宮崎県は、「きらクラ!」の公開収録で都城へ、また、クラブ・イベントでもよく訪れていました。緊急事態宣言の福岡に比べ、街は賑わっているようにも見えます。チェック・インを済ませると、みんなで地鶏でも食べに行きたいところですが、うどんを食べに行く者、買い物に行く者、部屋で「めんべい」を食べる者、プロテインを飲む者、三々五々で過ごし、翌日の本番に備えました。
「今日はよろしくお願いします!」
うたたねクラシックでは初となる宮崎の会場は、300人ほど収容できるホール。もちろん、間隔を空けての開催となります。一度、福岡で終えていることもあり、皆、力も程よく抜けて、朝から和やかムード。緊張感よりリラックス。ナビゲーターも心に余裕が出てきたのか、いけないアイディアが浮かんでしまいます。
「場内アナウンス、やってもいいですか?」
本番前のアナウンスは現地の会場スタッフが通常担当するのですが、会場を和ませるためにダメもとで相談してみました。
「いいですね!やりましょう!」
まさかの快諾を得て、本番を迎えることになりました。
「本日は、うたたねクラシックへお越しいただき、誠にありがとうございます。本番開始に先立ちまして、お客様にご連絡があります」
客席は一杯になっていました。
「では、ここで皆さんにお尋ねします。本番までの数分間。じっと待っていますか?それとも、ナビゲーターのピアノを聴いてお待ちになりますか?」
すると、会場から拍手が笑い声と拍手が湧いてきました。どの段階で気づいたのか、狙い通りの展開に。
「よし、じゃぁ行こう!」
そしてアナウンス用のマイクを置くと、パジャマ男はステージに飛び出しました。雨のような拍手を浴びてピアノの前で一礼。もちろん曲は「トロイメライ」。昨日よりもリラックスして弾けた気がします。

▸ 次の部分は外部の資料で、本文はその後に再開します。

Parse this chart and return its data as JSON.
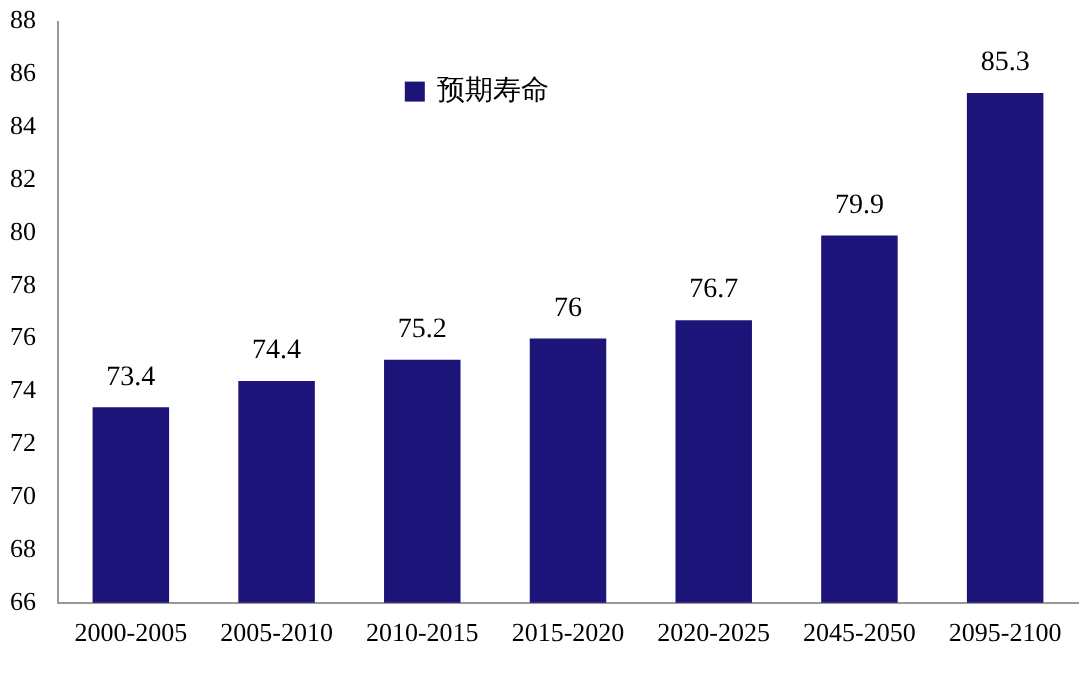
{
  "chart_data": {
    "type": "bar",
    "categories": [
      "2000-2005",
      "2005-2010",
      "2010-2015",
      "2015-2020",
      "2020-2025",
      "2045-2050",
      "2095-2100"
    ],
    "series": [
      {
        "name": "预期寿命",
        "color": "#1c1478",
        "values": [
          73.4,
          74.4,
          75.2,
          76,
          76.7,
          79.9,
          85.3
        ]
      }
    ],
    "ylim": [
      66,
      88
    ],
    "yticks": [
      66,
      68,
      70,
      72,
      74,
      76,
      78,
      80,
      82,
      84,
      86,
      88
    ],
    "grid": false,
    "legend": "top",
    "data_labels": true
  }
}
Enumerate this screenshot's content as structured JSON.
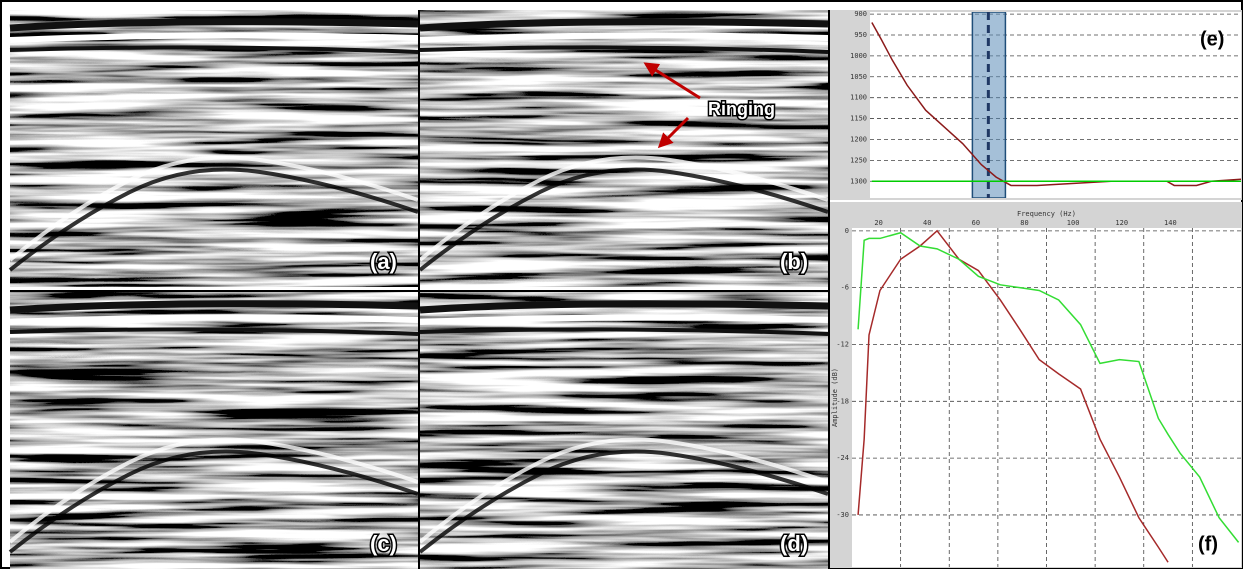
{
  "panels": [
    {
      "label": "(a)"
    },
    {
      "label": "(b)"
    },
    {
      "label": "(c)"
    },
    {
      "label": "(d)"
    }
  ],
  "annotation": "Ringing",
  "chart_data": [
    {
      "type": "line",
      "label": "(e)",
      "x": [
        0.5,
        3,
        6,
        10,
        15,
        20,
        25,
        30,
        34,
        38,
        45,
        55,
        65,
        80,
        82,
        88,
        92,
        100
      ],
      "series": [
        {
          "color": "#8b1a1a",
          "values": [
            920,
            960,
            1010,
            1070,
            1130,
            1170,
            1210,
            1260,
            1290,
            1310,
            1310,
            1305,
            1300,
            1300,
            1310,
            1310,
            1300,
            1295
          ]
        },
        {
          "color": "#00cc00",
          "values": [
            1300,
            1300,
            1300,
            1300,
            1300,
            1300,
            1300,
            1300,
            1300,
            1300,
            1300,
            1300,
            1300,
            1300,
            1300,
            1300,
            1300,
            1300
          ]
        }
      ],
      "xlim": [
        0,
        100
      ],
      "ylim": [
        1340,
        895
      ],
      "yticks": [
        900,
        950,
        1000,
        1050,
        1100,
        1150,
        1200,
        1250,
        1300
      ],
      "grid": true,
      "highlight": {
        "x": [
          27.6,
          36.5
        ],
        "marker": 31.9,
        "color": "#5b8db8"
      }
    },
    {
      "type": "line",
      "label": "(f)",
      "xlabel": "Frequency (Hz)",
      "ylabel": "Amplitude (dB)",
      "x": [
        2.5,
        5,
        7,
        11.5,
        20,
        28,
        35,
        44,
        52,
        61,
        69,
        77,
        85,
        94,
        102,
        110,
        118,
        126,
        130,
        135,
        143,
        151,
        159
      ],
      "series": [
        {
          "color": "#a52a2a",
          "values": [
            -30,
            -22,
            -11,
            -6.3,
            -3,
            -1.6,
            0,
            -3,
            -4.2,
            -7.3,
            -10.4,
            -13.6,
            -15.1,
            -16.7,
            -22,
            -26,
            -30.3,
            -33.4,
            -35,
            null,
            null,
            null,
            null
          ]
        },
        {
          "color": "#33dd33",
          "values": [
            -10.4,
            -1,
            -0.8,
            -0.8,
            -0.2,
            -1.6,
            -1.9,
            -3,
            -4.8,
            -5.7,
            -6,
            -6.3,
            -7.3,
            -9.9,
            -14,
            -13.6,
            -13.8,
            -19.8,
            -21.5,
            -23.5,
            -26,
            -30.3,
            -32.9
          ]
        }
      ],
      "xlim": [
        0,
        160
      ],
      "xticks": [
        20,
        40,
        60,
        80,
        100,
        120,
        140
      ],
      "ylim": [
        -35.5,
        0.3
      ],
      "yticks": [
        0,
        -6,
        -12,
        -18,
        -24,
        -30
      ],
      "grid": true
    }
  ]
}
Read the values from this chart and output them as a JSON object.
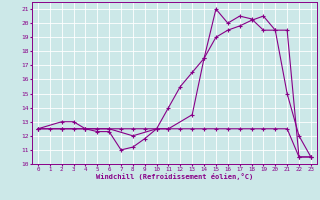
{
  "xlabel": "Windchill (Refroidissement éolien,°C)",
  "background_color": "#cce8e8",
  "grid_color": "#ffffff",
  "line_color": "#880088",
  "xlim": [
    -0.5,
    23.5
  ],
  "ylim": [
    10,
    21.5
  ],
  "yticks": [
    10,
    11,
    12,
    13,
    14,
    15,
    16,
    17,
    18,
    19,
    20,
    21
  ],
  "xticks": [
    0,
    1,
    2,
    3,
    4,
    5,
    6,
    7,
    8,
    9,
    10,
    11,
    12,
    13,
    14,
    15,
    16,
    17,
    18,
    19,
    20,
    21,
    22,
    23
  ],
  "line1_x": [
    0,
    1,
    2,
    3,
    4,
    5,
    6,
    7,
    8,
    9,
    10,
    11,
    12,
    13,
    14,
    15,
    16,
    17,
    18,
    19,
    20,
    21,
    22,
    23
  ],
  "line1_y": [
    12.5,
    12.5,
    12.5,
    12.5,
    12.5,
    12.5,
    12.5,
    12.5,
    12.5,
    12.5,
    12.5,
    12.5,
    12.5,
    12.5,
    12.5,
    12.5,
    12.5,
    12.5,
    12.5,
    12.5,
    12.5,
    12.5,
    10.5,
    10.5
  ],
  "line2_x": [
    0,
    2,
    3,
    4,
    5,
    6,
    7,
    8,
    9,
    10,
    11,
    13,
    14,
    15,
    16,
    17,
    18,
    19,
    20,
    21,
    22,
    23
  ],
  "line2_y": [
    12.5,
    13.0,
    13.0,
    12.5,
    12.3,
    12.3,
    11.0,
    11.2,
    11.8,
    12.5,
    12.5,
    13.5,
    17.5,
    21.0,
    20.0,
    20.5,
    20.3,
    19.5,
    19.5,
    15.0,
    12.0,
    10.5
  ],
  "line3_x": [
    0,
    2,
    4,
    6,
    8,
    10,
    11,
    12,
    13,
    14,
    15,
    16,
    17,
    18,
    19,
    20,
    21,
    22,
    23
  ],
  "line3_y": [
    12.5,
    12.5,
    12.5,
    12.5,
    12.0,
    12.5,
    14.0,
    15.5,
    16.5,
    17.5,
    19.0,
    19.5,
    19.8,
    20.2,
    20.5,
    19.5,
    19.5,
    10.5,
    10.5
  ]
}
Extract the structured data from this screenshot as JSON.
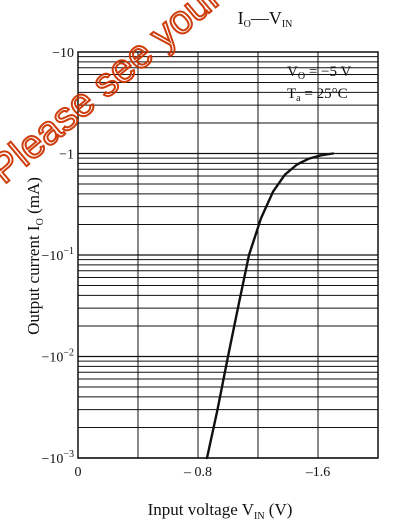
{
  "chart_data": {
    "type": "line",
    "title": {
      "main": "I",
      "main_sub": "O",
      "dash": "—",
      "second": "V",
      "second_sub": "IN"
    },
    "xlabel": {
      "main": "Input voltage  V",
      "sub": "IN",
      "unit": " (V)"
    },
    "ylabel": {
      "main": "Output current  I",
      "sub": "O",
      "unit": "  (mA)"
    },
    "annotation": {
      "line1_main": "V",
      "line1_sub": "O",
      "line1_value": " = −5 V",
      "line2_main": "T",
      "line2_sub": "a",
      "line2_value": " = 25°C"
    },
    "x": {
      "range": [
        0,
        -2.0
      ],
      "tick_values": [
        0,
        -0.8,
        -1.6
      ],
      "tick_labels": [
        "0",
        "– 0.8",
        "–1.6"
      ],
      "grid_values": [
        0,
        -0.4,
        -0.8,
        -1.2,
        -1.6,
        -2.0
      ]
    },
    "y": {
      "scale": "log",
      "range": [
        -0.001,
        -10
      ],
      "ticks": [
        {
          "value": -10,
          "prefix": "−10",
          "exp": ""
        },
        {
          "value": -1,
          "prefix": "−1",
          "exp": ""
        },
        {
          "value": -0.1,
          "prefix": "−10",
          "exp": "−1"
        },
        {
          "value": -0.01,
          "prefix": "−10",
          "exp": "−2"
        },
        {
          "value": -0.001,
          "prefix": "−10",
          "exp": "−3"
        }
      ]
    },
    "series": [
      {
        "x": [
          -0.86,
          -0.93,
          -1.0,
          -1.07,
          -1.14,
          -1.22,
          -1.3,
          -1.38,
          -1.46,
          -1.54,
          -1.62,
          -1.7
        ],
        "y": [
          -0.001,
          -0.003,
          -0.01,
          -0.032,
          -0.1,
          -0.23,
          -0.42,
          -0.62,
          -0.78,
          -0.89,
          -0.96,
          -1.0
        ],
        "color": "#111111"
      }
    ],
    "grid": true,
    "legend": "top-right"
  },
  "watermark": {
    "text": "Please see your sales offices.",
    "color": "#cc3300"
  }
}
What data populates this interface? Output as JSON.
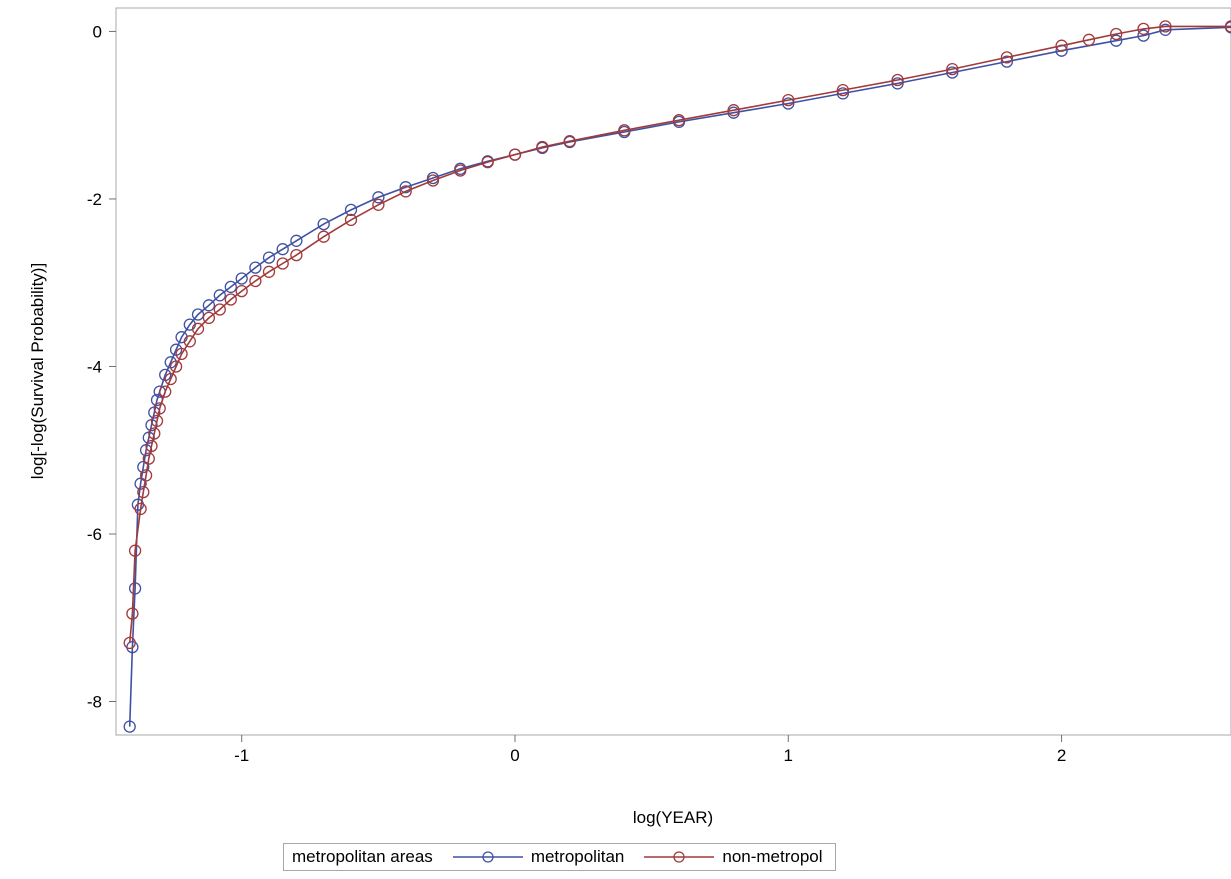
{
  "chart_data": {
    "type": "line",
    "xlabel": "log(YEAR)",
    "ylabel": "log[-log(Survival Probability)]",
    "xlim": [
      -1.46,
      2.62
    ],
    "ylim": [
      -8.4,
      0.28
    ],
    "xticks": [
      -1,
      0,
      1,
      2
    ],
    "yticks": [
      0,
      -2,
      -4,
      -6,
      -8
    ],
    "xtick_labels": [
      "-1",
      "0",
      "1",
      "2"
    ],
    "ytick_labels": [
      "0",
      "-2",
      "-4",
      "-6",
      "-8"
    ],
    "grid": false,
    "legend": {
      "position": "bottom",
      "title": "metropolitan areas"
    },
    "series": [
      {
        "name": "metropolitan",
        "color": "#3f51a3",
        "marker": "open-circle",
        "x": [
          -1.41,
          -1.4,
          -1.39,
          -1.38,
          -1.37,
          -1.36,
          -1.35,
          -1.34,
          -1.33,
          -1.32,
          -1.31,
          -1.3,
          -1.28,
          -1.26,
          -1.24,
          -1.22,
          -1.19,
          -1.16,
          -1.12,
          -1.08,
          -1.04,
          -1.0,
          -0.95,
          -0.9,
          -0.85,
          -0.8,
          -0.7,
          -0.6,
          -0.5,
          -0.4,
          -0.3,
          -0.2,
          -0.1,
          0.0,
          0.1,
          0.2,
          0.4,
          0.6,
          0.8,
          1.0,
          1.2,
          1.4,
          1.6,
          1.8,
          2.0,
          2.2,
          2.3,
          2.38,
          2.62
        ],
        "y": [
          -8.3,
          -7.35,
          -6.65,
          -5.65,
          -5.4,
          -5.2,
          -5.0,
          -4.85,
          -4.7,
          -4.55,
          -4.4,
          -4.3,
          -4.1,
          -3.95,
          -3.8,
          -3.65,
          -3.5,
          -3.38,
          -3.27,
          -3.15,
          -3.05,
          -2.95,
          -2.82,
          -2.7,
          -2.6,
          -2.5,
          -2.3,
          -2.13,
          -1.98,
          -1.86,
          -1.75,
          -1.64,
          -1.55,
          -1.47,
          -1.39,
          -1.32,
          -1.2,
          -1.08,
          -0.97,
          -0.86,
          -0.74,
          -0.62,
          -0.49,
          -0.36,
          -0.23,
          -0.11,
          -0.05,
          0.02,
          0.05
        ]
      },
      {
        "name": "non-metropol",
        "color": "#a23a3a",
        "marker": "open-circle",
        "x": [
          -1.41,
          -1.4,
          -1.39,
          -1.37,
          -1.36,
          -1.35,
          -1.34,
          -1.33,
          -1.32,
          -1.31,
          -1.3,
          -1.28,
          -1.26,
          -1.24,
          -1.22,
          -1.19,
          -1.16,
          -1.12,
          -1.08,
          -1.04,
          -1.0,
          -0.95,
          -0.9,
          -0.85,
          -0.8,
          -0.7,
          -0.6,
          -0.5,
          -0.4,
          -0.3,
          -0.2,
          -0.1,
          0.0,
          0.1,
          0.2,
          0.4,
          0.6,
          0.8,
          1.0,
          1.2,
          1.4,
          1.6,
          1.8,
          2.0,
          2.1,
          2.2,
          2.3,
          2.38,
          2.62
        ],
        "y": [
          -7.3,
          -6.95,
          -6.2,
          -5.7,
          -5.5,
          -5.3,
          -5.1,
          -4.95,
          -4.8,
          -4.65,
          -4.5,
          -4.3,
          -4.15,
          -4.0,
          -3.85,
          -3.7,
          -3.55,
          -3.42,
          -3.32,
          -3.2,
          -3.1,
          -2.98,
          -2.87,
          -2.77,
          -2.67,
          -2.45,
          -2.25,
          -2.07,
          -1.91,
          -1.78,
          -1.66,
          -1.56,
          -1.47,
          -1.38,
          -1.31,
          -1.18,
          -1.06,
          -0.94,
          -0.82,
          -0.7,
          -0.58,
          -0.45,
          -0.31,
          -0.17,
          -0.1,
          -0.03,
          0.03,
          0.06,
          0.06
        ]
      }
    ]
  }
}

「昨晩はおだまきっていう、うどん屋さんに行きまして」
「おだまき三姉妹による演奏です」
「音色にもダシが効いていましたね!」
「マキシマムっていう、宮崎にしかない調味料を買いに行きました」
「スパイスが効いていましたね」
「あの蝿は、チケット購入してないですよね」
以前の霧島でも感じたのですが、大きなホールは大きなホールの、小さなホールは小さなホールの良さがありますが、後者は距離の近さからくる熱量を体感できます。演奏家のトークもエンジンがかかり、終始和やかな雰囲気で、プログラムは終了。アンコールの「WATZ IN AUGUST」もたっぷり孤独に浸ることができました。
「また、会えると信じています。本日はありがとうございました!」
初めての宮崎公演。お客さんのおかげで、とても楽しいひと時となりました。
「ほんと、小劇団みたいなノリでしたね!」
「そうですね、うたたね劇団」
演奏家の皆さんも満足して会場を後にします。福岡も宮崎も、それぞれその瞬間にしかない音がありました。
「プロテインは、いいの?」
「今は大丈夫です」
次はどこで開催できるかわかりませんが、全国に大きなゆりかごを作りたいと思います。